21 Haziran'da IŞİD'in Rukban sınır kapısına düzenlediği bir saldırısı sırasında Ürdün kimsenin ülkeye girmesine izin vermedi ve sınırda sıkışmış 70.000 Suriyeli'ye insani yardım ulaştırılmasını da engelledi. Bunun tek istisnası Ağutos ayının başında bir sefere mahsus olarak yardım malzemelerinin vinçle indirilmesiydi. Aynı şekilde Türkiye'li sınır yetkilileri de mültecileri geri itmeye devam ediyorlar. Mart ve Nisan aylarında Türk sınır muhafızları aralarında bir çocuğun da bulunduğu beş Suriyeli sığınmacıyı ve kaçakçıyı ülkeye girmeye çalışırken vurarak öldürdüler.
4 Şubat'ta Londra'da toplanan Suriye'yi Destekleme Konferansı, yarısı 2016 için olmak üzere 12 Milyar Dolarlık bir kaynak yarattı. Ancak Birleşmiş Milletler Mülteciler Yüksek Komiserliği'nin 30 Mart'taki Cenevre konferansına katılan ülkeler yeniden yerleştirme yerlerinin sayısında mütevazi bir artış yapmanın ötesinde bir taahhütte bulunmaktan kaçındılar.
Uzun prosedürler ve yeniden yerleştirme yerlerinin sınırılı sayısı, yardım kaynaklarının giderek azalması ve Avrupa Birliği'ne karadan ulaşıma getirilen kısıtlamalarla birleşince, bir çok Suriye'li mülteci AB'ye deniz yoluyla girmeyi denemeyi tercih etmek zorunda kaldı.
Önemli Uluslararası Aktörler
BM Güvenlik Konseyi'ne Suriye'de daha anlamlı bir eylem çizgisi benimsemesi için yapılan baskılar başarısızlığa uğradı. Uluslarası Suriye Destek Grubu tarafından yapılan barış görüşmeleri ihtilafı çözmeyi hedefliyordu; bu görüşmeler 2016 Şubat'ında duraksadı, sadece USDG eş başkanları Rusya ve Birleşik Devletler arasındaki bazı ikili görüşmeler yeniden başladı. Şubat sonu için müzakere edilen ateşkes sivil kayıpların azalmasını sağladı ancak çabuk çöktü. Eylül'de bir ateşkes daha müzakere edildi, ancak bir BM yardım konvoyuna yapılan ve en az 20 kişinin ölümüyle sonuçlanan hava saldırısının ardından o da çöktü.

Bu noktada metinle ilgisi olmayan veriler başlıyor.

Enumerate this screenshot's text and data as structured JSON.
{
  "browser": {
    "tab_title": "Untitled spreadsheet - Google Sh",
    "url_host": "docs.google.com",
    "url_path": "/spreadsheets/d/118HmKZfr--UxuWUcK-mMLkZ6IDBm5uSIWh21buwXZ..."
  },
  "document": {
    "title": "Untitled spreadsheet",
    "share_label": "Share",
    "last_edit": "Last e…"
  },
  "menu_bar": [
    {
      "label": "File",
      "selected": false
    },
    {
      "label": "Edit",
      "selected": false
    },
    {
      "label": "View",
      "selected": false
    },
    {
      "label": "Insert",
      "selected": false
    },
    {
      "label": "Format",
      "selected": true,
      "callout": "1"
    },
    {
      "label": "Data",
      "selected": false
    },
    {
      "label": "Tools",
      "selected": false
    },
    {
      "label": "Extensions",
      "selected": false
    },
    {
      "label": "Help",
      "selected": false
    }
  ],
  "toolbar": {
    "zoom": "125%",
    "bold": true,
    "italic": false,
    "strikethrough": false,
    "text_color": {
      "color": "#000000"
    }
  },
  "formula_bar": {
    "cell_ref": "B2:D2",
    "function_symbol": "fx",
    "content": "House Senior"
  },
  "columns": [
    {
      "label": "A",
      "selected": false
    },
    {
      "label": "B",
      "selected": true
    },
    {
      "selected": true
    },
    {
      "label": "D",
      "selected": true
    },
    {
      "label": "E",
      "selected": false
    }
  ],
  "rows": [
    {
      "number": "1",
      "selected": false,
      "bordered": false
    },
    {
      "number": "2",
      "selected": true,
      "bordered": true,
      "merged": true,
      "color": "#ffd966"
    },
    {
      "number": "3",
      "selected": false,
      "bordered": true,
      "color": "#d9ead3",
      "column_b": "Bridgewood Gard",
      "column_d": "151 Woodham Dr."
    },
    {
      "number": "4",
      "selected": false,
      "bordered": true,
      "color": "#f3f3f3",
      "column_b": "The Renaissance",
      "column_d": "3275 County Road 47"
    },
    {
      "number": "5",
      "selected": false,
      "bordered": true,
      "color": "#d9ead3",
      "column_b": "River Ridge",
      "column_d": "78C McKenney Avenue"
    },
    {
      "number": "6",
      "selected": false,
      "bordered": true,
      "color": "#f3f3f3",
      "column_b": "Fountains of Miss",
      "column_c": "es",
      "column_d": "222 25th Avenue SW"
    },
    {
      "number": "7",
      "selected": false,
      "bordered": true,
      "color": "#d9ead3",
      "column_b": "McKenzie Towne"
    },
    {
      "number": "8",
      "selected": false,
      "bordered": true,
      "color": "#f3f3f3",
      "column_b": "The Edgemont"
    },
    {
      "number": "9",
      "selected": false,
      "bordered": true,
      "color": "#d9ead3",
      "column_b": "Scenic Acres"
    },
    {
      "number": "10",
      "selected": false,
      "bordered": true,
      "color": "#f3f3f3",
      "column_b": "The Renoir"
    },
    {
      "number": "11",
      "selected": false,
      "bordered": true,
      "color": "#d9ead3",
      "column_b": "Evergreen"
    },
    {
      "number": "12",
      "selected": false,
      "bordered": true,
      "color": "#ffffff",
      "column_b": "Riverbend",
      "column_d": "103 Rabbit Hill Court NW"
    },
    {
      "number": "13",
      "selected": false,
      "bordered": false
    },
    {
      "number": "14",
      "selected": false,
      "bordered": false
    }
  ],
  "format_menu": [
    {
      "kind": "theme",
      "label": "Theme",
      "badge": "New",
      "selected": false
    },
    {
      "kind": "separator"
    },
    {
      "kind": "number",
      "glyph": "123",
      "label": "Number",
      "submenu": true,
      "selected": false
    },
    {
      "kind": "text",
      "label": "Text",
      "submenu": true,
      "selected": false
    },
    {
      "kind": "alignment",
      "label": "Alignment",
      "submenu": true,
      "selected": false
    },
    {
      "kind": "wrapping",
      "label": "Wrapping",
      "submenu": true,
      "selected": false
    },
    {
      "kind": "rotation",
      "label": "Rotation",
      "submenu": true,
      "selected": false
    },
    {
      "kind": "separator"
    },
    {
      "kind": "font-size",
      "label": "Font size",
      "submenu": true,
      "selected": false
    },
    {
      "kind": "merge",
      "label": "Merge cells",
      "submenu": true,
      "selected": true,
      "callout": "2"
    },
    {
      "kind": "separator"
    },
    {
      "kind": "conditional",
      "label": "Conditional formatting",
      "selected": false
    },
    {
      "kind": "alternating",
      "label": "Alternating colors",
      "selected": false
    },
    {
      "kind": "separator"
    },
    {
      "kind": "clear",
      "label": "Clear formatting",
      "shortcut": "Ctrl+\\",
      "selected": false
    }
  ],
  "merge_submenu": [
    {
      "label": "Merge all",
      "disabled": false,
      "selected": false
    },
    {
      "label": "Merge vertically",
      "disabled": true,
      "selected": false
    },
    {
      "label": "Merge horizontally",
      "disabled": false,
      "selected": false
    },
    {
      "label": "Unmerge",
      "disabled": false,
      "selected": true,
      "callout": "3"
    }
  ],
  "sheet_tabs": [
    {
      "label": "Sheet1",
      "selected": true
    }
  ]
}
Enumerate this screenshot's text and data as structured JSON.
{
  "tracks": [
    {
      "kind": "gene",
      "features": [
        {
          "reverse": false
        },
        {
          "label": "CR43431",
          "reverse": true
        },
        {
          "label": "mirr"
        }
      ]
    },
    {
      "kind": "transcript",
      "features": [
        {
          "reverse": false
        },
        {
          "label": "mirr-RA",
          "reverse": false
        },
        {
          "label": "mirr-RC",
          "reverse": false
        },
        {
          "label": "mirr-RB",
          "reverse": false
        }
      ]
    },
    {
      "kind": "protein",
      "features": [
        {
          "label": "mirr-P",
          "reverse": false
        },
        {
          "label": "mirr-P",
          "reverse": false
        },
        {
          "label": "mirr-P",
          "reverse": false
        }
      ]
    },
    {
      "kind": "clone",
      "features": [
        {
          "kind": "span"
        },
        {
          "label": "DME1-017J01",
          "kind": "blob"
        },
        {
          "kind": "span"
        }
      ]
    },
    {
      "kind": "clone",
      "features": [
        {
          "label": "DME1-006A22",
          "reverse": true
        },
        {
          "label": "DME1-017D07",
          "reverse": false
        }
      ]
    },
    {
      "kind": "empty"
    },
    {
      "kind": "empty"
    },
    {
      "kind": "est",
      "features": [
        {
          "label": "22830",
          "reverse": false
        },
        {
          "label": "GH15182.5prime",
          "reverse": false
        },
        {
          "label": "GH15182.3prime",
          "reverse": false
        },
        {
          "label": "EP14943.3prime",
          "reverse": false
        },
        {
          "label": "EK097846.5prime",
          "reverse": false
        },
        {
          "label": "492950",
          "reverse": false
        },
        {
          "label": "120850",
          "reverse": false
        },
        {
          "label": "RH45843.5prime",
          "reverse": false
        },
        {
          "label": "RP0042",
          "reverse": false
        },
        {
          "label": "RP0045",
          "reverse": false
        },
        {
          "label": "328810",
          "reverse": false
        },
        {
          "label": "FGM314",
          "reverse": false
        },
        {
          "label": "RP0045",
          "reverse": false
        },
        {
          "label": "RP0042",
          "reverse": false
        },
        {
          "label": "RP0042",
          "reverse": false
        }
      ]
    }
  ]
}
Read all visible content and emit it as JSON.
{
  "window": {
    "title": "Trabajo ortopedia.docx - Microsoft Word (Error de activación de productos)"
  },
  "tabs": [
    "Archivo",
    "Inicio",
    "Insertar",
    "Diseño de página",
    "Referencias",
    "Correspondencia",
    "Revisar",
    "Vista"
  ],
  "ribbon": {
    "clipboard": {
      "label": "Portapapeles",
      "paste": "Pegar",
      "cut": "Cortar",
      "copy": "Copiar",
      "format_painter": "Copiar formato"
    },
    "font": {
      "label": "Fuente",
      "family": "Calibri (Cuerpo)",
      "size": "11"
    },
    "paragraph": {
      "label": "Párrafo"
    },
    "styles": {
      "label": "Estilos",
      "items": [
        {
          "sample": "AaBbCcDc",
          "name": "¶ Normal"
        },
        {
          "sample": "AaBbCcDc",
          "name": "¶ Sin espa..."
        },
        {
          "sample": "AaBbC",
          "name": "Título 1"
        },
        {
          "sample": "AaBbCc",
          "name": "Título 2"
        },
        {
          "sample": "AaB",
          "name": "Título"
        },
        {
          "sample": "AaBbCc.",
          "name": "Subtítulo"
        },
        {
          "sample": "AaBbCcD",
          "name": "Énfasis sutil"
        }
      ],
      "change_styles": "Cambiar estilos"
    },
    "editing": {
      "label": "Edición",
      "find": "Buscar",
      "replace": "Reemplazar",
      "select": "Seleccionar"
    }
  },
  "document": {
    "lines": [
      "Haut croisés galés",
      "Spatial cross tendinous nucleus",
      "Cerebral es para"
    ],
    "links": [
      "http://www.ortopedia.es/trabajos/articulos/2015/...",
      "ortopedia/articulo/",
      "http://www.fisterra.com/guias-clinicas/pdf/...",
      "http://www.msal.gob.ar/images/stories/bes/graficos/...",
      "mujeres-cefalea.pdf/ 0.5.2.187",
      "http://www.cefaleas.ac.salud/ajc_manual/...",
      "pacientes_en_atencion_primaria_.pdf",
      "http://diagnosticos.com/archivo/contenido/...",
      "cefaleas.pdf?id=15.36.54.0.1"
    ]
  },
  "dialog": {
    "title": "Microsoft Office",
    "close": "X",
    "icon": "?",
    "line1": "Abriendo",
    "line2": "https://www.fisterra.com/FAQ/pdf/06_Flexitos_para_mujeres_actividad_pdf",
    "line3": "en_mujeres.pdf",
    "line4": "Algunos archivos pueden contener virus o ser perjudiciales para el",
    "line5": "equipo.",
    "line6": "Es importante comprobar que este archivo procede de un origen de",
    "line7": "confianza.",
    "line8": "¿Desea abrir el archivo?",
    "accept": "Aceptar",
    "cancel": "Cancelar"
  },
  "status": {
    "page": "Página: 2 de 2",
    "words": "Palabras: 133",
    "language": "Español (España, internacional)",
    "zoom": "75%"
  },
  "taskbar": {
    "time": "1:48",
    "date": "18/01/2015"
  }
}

Suriye Hükümeti Güvenlik Konseyi'nin insani yardıma erişimin güvenli ve hızlı bir şekilde sağlanmasını talep eden kararlarını defalarca ihlal etmeyi sürdürdü. Güvenlik Konseyi'nin ihlal edilen kararları arasında sınırların ve çatışma hatlarının bir yanından öte yanına da insani yardıma erişim olanağının sağlanmasını; çatışan tüm tarafların meskun alanlarda "hedef ayırımı gözetmeden topçu atışı ve hava saldırıları da dahil olmak üzere, örneğin varil bombası gibi silahlar kullanmaya son vermesini;" keyfi hapsetme, insan kaybetme, insan kaçırma gibi uygulamalara son verilmesini ve keyfi olarak hapiste tutulanların hemen serbest bırakılmasını talep eden kararlar da var.
Rusya, Güvenlik Konseyi'nin Suriye Hükümeti'nin ihlallerine karşı anlamlı bir eylem geliştirmesi yönündeki önerileri engellemenin veya bu tür önerileri önceden red ederek boşa düşürmeninin yanı sıra, İran hükümeti ile birlikte Suriye hükümetine askeri yardım yapmayı 2016'da da sürdürdü.
Birleşik Devletler de Irak ve Suriye'de IŞİD'e karşı mücadele eden diğer devletlerden müteşekkil bir koalisyona liderlik etmeyi sürdürdü. Fransa Kasım ayındaki Paris saldırılarından sonra IŞİD kontrolundaki bölgelere düzenleyeceği hava saldırılarını artırma taahhüdünde bulundu.
21 Ekimde BM İnsan Hakları Konseyi Halepteki vahim insan hakları durumunu tartışmak amacıyla özel bir oturum düzenledi. Konsey hava saldırılarının durdurulmasını talep eden, insani yardıma erişim ihtiyacını teyit eden, hesap verebilirlik ilkesini vurgulayan ve Suriye Araştırma Komisyonunu Halep olaylarına yönelik "kapsamlı ve bağımsız bir özel araştırma" yaparak iddia edilen hak ihlallerini ve bu ihlallerin faillerini saptaması ve en geç 2017 Mart'ına dek Konsey'e bir rapor sunması için görevlendiren bir karar aldı.